A SINGLE THUD.
So loud that I hear it over the relentless wind battering the house. I listen in the darkness, hoping it’s the front door, hoping it’s Frankie home from the cocktail bar, hoping she won’t be drunk and stumbling and wake the whole family. But there are no other noises, it must have been a falling branch. Unless the thud was inside my head— the tablets I swallowed after dinner haven’t dulled the pounding pain.
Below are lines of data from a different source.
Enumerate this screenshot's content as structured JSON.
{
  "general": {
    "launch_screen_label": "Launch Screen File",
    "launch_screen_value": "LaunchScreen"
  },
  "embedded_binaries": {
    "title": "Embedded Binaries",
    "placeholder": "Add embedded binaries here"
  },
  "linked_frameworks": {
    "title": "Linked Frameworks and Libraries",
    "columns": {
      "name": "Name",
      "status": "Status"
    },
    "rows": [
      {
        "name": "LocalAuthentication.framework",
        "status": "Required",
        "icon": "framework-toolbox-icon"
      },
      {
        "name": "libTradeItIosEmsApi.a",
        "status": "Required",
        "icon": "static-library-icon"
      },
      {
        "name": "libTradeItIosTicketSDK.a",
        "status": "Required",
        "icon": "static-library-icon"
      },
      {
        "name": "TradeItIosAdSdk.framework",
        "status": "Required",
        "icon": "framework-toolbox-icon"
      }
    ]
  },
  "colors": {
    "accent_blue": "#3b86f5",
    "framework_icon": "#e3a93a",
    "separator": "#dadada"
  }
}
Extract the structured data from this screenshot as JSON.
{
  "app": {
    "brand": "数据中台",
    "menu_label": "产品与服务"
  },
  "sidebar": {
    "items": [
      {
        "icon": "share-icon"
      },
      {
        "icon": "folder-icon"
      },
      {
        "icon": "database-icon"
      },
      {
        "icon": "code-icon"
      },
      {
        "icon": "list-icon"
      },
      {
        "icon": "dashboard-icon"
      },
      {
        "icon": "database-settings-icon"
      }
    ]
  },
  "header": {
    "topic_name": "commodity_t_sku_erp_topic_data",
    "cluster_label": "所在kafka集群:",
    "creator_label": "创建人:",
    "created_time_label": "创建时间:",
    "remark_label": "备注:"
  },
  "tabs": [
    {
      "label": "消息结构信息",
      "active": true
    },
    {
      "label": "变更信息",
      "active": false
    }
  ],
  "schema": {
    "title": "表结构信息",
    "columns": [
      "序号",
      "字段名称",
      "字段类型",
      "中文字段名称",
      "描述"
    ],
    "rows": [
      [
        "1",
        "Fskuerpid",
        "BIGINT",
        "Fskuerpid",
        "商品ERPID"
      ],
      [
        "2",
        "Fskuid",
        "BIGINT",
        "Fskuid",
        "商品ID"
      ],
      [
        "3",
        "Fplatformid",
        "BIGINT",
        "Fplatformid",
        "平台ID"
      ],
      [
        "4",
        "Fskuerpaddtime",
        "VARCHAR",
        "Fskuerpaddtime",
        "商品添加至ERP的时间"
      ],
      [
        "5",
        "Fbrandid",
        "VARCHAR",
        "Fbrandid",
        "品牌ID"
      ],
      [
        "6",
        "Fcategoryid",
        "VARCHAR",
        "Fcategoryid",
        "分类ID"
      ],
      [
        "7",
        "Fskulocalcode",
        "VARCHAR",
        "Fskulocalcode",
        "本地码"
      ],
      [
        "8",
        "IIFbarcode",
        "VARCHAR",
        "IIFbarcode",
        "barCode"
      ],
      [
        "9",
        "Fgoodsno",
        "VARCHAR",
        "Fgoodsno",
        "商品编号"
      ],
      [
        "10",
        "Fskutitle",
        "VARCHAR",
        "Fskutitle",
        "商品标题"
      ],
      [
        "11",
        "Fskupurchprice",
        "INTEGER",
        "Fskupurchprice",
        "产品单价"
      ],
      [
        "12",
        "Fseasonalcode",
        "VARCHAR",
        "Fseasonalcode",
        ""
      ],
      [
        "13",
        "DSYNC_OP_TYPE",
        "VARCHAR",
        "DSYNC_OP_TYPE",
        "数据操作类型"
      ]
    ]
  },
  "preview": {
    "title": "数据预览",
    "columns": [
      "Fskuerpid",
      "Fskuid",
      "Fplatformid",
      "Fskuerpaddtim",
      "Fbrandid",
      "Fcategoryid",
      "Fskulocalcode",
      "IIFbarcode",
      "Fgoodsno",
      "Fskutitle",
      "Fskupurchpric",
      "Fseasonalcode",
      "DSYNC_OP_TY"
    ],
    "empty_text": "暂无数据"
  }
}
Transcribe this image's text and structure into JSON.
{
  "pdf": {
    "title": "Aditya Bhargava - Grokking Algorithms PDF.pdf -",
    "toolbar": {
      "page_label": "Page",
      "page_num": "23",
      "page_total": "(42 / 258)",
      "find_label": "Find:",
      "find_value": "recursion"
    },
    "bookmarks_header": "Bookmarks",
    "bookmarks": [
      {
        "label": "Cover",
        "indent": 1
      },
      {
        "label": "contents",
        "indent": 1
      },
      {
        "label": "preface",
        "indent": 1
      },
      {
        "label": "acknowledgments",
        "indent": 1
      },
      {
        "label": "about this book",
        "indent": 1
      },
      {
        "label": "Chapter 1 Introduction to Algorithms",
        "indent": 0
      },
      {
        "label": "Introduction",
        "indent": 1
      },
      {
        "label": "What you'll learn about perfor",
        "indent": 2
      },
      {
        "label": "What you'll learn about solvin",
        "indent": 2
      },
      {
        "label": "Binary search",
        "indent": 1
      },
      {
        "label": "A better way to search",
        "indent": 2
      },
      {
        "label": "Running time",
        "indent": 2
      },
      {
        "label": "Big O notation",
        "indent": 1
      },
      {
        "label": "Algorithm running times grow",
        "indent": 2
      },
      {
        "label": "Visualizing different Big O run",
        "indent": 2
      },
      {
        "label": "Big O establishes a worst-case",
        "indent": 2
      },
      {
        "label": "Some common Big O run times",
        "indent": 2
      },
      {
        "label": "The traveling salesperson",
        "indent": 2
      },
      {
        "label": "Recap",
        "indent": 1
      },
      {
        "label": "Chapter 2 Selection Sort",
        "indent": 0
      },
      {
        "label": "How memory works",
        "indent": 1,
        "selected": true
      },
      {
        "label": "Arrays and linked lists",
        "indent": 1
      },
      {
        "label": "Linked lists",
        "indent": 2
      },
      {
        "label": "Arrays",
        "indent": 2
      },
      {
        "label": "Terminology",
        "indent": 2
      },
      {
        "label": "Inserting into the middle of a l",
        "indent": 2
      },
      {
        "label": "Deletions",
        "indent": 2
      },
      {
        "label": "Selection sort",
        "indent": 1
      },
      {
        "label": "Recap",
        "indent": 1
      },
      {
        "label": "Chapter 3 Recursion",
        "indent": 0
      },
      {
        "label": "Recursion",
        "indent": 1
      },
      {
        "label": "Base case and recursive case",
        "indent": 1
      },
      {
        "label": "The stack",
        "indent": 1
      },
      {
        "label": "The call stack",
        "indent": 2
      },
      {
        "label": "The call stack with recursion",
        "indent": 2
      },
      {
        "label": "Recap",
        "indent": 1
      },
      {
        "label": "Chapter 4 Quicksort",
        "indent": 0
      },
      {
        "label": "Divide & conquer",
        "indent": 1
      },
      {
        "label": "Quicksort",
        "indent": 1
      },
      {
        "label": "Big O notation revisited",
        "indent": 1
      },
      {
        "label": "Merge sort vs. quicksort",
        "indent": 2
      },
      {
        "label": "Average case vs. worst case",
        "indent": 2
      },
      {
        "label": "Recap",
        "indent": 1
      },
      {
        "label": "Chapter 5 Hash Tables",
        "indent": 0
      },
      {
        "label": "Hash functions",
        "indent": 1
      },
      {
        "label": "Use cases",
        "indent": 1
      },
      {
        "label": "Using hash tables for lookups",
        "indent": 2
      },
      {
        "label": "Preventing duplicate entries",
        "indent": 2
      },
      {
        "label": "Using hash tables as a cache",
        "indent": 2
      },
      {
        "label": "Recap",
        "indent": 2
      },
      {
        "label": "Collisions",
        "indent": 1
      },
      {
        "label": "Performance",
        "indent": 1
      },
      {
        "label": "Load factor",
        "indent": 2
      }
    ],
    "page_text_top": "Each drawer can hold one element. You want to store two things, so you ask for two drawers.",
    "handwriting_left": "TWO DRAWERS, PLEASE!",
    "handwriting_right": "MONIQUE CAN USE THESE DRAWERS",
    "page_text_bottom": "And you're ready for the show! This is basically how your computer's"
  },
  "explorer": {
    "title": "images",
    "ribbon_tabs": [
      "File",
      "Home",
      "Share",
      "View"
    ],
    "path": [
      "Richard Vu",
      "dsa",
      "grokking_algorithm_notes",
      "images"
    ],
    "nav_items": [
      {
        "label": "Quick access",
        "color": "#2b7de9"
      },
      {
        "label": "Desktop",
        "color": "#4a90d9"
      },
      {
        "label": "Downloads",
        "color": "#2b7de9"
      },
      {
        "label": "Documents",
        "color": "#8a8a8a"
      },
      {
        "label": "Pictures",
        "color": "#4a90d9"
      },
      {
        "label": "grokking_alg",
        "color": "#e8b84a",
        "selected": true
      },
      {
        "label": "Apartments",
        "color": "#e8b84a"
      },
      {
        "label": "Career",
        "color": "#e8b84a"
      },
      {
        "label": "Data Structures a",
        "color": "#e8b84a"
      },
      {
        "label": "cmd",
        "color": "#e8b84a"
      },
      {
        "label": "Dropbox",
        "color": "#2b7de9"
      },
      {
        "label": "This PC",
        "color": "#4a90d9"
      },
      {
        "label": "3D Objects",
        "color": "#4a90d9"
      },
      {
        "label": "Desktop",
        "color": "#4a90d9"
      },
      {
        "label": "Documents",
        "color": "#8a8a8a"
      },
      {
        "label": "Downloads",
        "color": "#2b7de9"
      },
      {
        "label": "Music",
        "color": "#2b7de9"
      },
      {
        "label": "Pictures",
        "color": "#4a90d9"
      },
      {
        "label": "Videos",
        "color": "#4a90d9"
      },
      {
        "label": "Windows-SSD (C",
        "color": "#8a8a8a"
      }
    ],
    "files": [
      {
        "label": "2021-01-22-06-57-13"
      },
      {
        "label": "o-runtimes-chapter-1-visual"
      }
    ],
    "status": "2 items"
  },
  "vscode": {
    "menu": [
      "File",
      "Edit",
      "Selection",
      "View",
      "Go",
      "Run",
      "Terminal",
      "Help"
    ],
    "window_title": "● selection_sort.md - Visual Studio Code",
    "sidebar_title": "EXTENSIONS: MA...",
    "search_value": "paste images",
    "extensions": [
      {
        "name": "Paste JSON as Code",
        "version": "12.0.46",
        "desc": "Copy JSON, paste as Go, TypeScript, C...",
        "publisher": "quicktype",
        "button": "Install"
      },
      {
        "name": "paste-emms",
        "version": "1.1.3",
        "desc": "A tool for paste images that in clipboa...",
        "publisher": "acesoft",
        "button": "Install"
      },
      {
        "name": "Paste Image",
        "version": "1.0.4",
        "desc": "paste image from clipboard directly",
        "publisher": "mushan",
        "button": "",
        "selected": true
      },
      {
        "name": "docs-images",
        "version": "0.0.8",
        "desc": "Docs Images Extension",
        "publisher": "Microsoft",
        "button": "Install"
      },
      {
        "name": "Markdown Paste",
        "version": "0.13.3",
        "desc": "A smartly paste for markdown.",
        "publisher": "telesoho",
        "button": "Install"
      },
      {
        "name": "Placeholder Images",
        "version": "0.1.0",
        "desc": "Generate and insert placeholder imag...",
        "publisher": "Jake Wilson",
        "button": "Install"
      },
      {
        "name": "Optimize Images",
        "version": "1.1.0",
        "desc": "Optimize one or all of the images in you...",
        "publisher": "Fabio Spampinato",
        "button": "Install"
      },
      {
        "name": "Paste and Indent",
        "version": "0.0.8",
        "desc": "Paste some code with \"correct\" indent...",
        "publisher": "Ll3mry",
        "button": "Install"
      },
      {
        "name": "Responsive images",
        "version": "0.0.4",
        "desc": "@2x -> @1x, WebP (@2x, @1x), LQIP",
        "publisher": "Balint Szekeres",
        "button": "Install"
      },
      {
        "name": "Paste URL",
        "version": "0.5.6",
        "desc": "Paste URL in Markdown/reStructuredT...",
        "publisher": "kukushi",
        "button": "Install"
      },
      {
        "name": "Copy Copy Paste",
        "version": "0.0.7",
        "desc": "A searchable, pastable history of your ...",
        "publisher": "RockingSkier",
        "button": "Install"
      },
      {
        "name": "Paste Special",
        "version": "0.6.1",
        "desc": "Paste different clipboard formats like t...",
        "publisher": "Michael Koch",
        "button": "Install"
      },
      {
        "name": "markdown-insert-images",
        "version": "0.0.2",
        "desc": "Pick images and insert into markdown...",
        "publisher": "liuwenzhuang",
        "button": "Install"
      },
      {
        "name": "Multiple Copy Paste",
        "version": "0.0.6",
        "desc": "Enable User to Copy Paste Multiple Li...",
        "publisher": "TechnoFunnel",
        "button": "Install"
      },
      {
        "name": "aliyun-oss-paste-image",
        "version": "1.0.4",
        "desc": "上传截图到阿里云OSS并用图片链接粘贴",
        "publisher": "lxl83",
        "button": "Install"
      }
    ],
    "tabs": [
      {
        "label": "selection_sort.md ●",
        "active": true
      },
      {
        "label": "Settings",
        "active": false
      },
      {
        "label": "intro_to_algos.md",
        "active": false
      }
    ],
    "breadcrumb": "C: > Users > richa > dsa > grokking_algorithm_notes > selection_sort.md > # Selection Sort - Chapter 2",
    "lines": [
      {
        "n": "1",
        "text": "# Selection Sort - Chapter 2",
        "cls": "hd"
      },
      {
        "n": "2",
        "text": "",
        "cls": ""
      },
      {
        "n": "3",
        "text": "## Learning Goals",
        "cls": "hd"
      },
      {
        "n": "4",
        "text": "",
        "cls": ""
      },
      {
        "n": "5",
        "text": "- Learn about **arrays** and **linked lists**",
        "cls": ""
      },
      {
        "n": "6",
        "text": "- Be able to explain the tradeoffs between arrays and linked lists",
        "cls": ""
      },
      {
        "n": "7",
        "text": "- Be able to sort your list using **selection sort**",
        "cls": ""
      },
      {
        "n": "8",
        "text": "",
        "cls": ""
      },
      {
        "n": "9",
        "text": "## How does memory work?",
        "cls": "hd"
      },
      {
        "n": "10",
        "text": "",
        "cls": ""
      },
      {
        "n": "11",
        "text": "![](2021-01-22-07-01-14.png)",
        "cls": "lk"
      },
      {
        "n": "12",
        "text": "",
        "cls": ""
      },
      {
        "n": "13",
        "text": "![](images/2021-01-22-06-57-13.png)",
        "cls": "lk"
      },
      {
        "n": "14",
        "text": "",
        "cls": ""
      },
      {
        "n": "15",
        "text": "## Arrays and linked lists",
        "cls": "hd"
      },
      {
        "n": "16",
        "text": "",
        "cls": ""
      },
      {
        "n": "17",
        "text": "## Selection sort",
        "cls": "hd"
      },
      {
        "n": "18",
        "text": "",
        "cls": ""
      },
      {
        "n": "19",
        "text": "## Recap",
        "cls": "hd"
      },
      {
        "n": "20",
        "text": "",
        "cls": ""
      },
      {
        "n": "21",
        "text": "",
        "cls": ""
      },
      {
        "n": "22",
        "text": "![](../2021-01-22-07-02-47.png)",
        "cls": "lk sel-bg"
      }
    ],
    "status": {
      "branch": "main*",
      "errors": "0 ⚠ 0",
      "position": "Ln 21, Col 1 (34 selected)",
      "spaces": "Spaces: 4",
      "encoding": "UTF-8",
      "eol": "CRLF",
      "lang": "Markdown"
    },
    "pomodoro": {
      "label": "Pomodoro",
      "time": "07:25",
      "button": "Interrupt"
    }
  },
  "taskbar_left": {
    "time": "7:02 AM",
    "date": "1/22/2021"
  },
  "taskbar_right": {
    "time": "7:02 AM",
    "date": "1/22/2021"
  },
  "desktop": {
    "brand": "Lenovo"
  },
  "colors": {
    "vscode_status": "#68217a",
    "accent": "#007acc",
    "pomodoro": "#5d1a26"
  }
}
Taking the phone from my bedside table, I type a message: Are you on your way? I’m trying to give our eldest daughter the freedom I never had, but it’s a push-pull of emotions: excitement for her to be going to university and enjoying the social life, along with concern for her safety. Late at night, she has to catch two buses and an Uber from the other side of the city back to our house. When I suggested a midnight curfew, Frankie presented me with a philosophical argument from one of her exams. ‘Time isn’t real, Mum,’ she said. ‘It’s an illusion. We only have the present, this moment now. The future doesn’t yet exist so I can’t possibly tell you what time I’ll be home.’ After a year studying philosophy, nineteen-year-old Frankie thinks she has the answer to life, the universe and everything. Ha! At forty-nine, I now have more questions than answers. My phone pings with a reply: Home soon. Can Clio stay? Her train’s cancelled. Sure, I answer, wondering what Frankie means by ‘soon’. Public transport is so unreliable. At the beginning of the year, I’d drive to the bus stop at our local shops and collect her. Tonight, though, she’s with Clio. Safety in numbers. Beside me, Vince shifts slightly in the bed. He always sleeps like the dead. If he were awake, he’d say, ‘Stop worrying, Suze. Close your eyes.’ So I close my eyes and focus on my breathing: in, out, slow and deep. My head throbs with every breath. Bushfires have been burning north of Sydney for weeks and smoke taints the air. I hope Issy took her asthma preventer before bed, she’s been coughing every night. With the strong winds whipping through the gum trees, Vince has been checking the bushfire app even more often than usual. He showed me an update before bed. ‘Only thirty kilometres away now,’ he told me, pointing to the
corridor of bush leading directly from the fire front to our home. ‘Thirty kilometres is a long way.’ I reassured him with logic, even though his fear isn’t logical. ‘The fire would have to jump the six-lane motorway then snake down the valley in a very specific path to get to us. That won’t happen, honey.’ ‘The wind’s pushing it towards us,’ he insisted. ‘Random gusts can spread embers miles ahead of the flames.’ Our house backs on to a national park which is usually clamouring with life, but lately it has been silent: no kookaburras laughing, no wattlebirds chattering.